Welcome interview: Eva Hörmanseder

Eva Hörmanseder is joining Helmholtz Zentrum München to establish her research group ‘Maintaining and Reprogramming Cell Fates’ at the Institute of Epigenetics and Stem Cells. Eva performed her PhD studies with Thomas Mayer at the University of Konstanz then moved to Cambridge to conduct her post-doctoral research with John Gurdon at the Gurdon Institute. Here she talks about her research and future goals as she establishes her team. 


Let’s start with a general overview and hearing about the main aims of your research:

I am curious to understand how the cells in our bodies remember their cell type, and how we can erase this cellular memory efficiently and safely to generate any new wanted cell type on demand. Differentiated cell types arise during embryonic development, and once they are committed to a certain fate, they normally do not change to another type. For example, a skin cell does not naturally change to, or give rise to a neuronal cell. However, this stable commitment of a cell can be reverted by certain experimental procedures, as for example when the nucleus of a specialised cell is transplanted to an enucleated egg. During this reprogramming, the gene expression pattern of the differentiated cell can be changed to that of an embryonic cell. I find this process so interesting, because identifying how reprogramming takes place can help us to understand how cells maintain their identity. This is important because many pathological conditions arise from loss of cell identity. In addition, the embryonic stem cells that can be obtained by reprogramming a specialised cell of one kind, e.g. a skin cell, can then be made to produce healthy specialized cells of another kind, e.g. brain cells. This has potential application in cell-replacement therapy, where these cells can compensate the loss of irreversibly damaged or defective cells.

 What are the main challenges in studying cell-fate reprogramming and how are you approaching them?

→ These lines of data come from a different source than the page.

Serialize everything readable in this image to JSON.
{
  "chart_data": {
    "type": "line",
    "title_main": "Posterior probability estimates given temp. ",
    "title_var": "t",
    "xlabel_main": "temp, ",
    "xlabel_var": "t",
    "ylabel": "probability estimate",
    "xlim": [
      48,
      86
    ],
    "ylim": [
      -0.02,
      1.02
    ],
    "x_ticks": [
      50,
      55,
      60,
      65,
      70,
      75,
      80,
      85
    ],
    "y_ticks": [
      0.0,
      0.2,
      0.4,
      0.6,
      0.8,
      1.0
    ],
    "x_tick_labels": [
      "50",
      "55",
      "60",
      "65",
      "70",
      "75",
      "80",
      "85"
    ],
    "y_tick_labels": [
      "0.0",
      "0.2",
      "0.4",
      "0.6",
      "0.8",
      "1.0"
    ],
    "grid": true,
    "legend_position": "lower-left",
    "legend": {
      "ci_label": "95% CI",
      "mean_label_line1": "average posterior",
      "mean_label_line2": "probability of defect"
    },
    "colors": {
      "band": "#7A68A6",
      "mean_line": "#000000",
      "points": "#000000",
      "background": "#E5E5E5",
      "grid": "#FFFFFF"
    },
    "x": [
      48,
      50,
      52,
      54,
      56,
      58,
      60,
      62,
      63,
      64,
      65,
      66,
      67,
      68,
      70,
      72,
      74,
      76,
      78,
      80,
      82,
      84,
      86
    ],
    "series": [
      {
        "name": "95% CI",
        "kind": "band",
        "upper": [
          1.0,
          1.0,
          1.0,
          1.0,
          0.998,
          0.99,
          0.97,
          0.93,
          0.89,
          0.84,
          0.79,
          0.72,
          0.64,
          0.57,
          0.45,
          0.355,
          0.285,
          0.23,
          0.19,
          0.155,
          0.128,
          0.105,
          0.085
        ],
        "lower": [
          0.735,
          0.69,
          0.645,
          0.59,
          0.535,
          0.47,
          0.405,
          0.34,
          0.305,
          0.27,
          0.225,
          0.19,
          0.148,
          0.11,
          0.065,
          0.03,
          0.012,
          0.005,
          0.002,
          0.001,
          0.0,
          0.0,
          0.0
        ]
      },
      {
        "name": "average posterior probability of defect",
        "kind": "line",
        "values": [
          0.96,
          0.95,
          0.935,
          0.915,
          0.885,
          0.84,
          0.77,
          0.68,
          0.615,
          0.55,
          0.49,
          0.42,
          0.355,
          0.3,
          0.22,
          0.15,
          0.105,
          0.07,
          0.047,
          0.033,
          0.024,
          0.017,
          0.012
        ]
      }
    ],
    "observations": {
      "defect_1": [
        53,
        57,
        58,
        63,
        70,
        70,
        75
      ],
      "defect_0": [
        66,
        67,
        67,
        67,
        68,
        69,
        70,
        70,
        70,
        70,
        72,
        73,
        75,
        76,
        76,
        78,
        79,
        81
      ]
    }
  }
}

A main challenge in the field of cell-fate reprogramming is currently the low efficiency of the process, because most of the times, reprogramming is not successful and the establishment of new cell fates fails. The reason why adult body cells like skin do not respond to nuclear reprogramming is likely related to an inherent resistance of one kind of cell to change to another kind. Indeed, cells produced by transplanting the nucleus of a specialised cell to an egg often continue to show characteristics, such as expression of genes, of the specialised cell they were derived from. For example, reprogrammed skin cells continue to express skin genes and to fails to fully activate embryonic genes. In my lab, we will in particular look at the problem of inactivating genes during reprogramming, which is barely understood. We want to know how the active state of gene expression resists reprogramming and is instead maintained and propagated from one cell to the next. We also want to understand if the expression of genes from the old cell type prevents the generation of new cell types during reprogramming.  We will tackle these questions by combining the classic reprogramming approach of nuclear transplantation to frog eggs with state-of-the-art multiomics and machine learning approaches. In this way, we will understand how to improve cell fate reprogramming and hopefully, in the long run, aid the generation of high quality embryonic cells that can be used for cell replacement.

What attracted you to starting your lab at the Institute Epigenetics and Stem Cells at Helmholtz Zentrum München?

The vibrant and excellent scientific environment! To study cell-fate reprogramming, it is crucial to be surrounded by experts in stem cells, chromatin biology and epigenetics, like in the Institute of Epigenetics and Stem Cells. Additionally, I am also excited to work in an environment that will then allow me to directly translate my findings to other fields of research, as for example the generation of induced pluripotent stem cells, insulin producing beta cells, or regeneration.

What excites you the most about the future of your research?

It will be exciting to reveal the crucial mechanisms that resist the conversion of a differentiated cell identity to embryonic cell types during reprogramming in vertebrate eggs. Understanding the mechanisms that stabilise active states of gene expression would be especially interesting, as we do not understand and are currently lacking sufficient strategies to interfere with this aspect of cellular memory. Here, my research could lead to innovative technological approaches to specifically induce and modulate cell fate transitions. This would increase the efficiency, functionality and safety of reprogrammed cells. In addition, we will also gain novel insights into the epigenetic mechanisms that stabilise cell fates and that are impaired for example in cancer and in ageing. Such mechanisms could be targeted to prevent or treat diseases.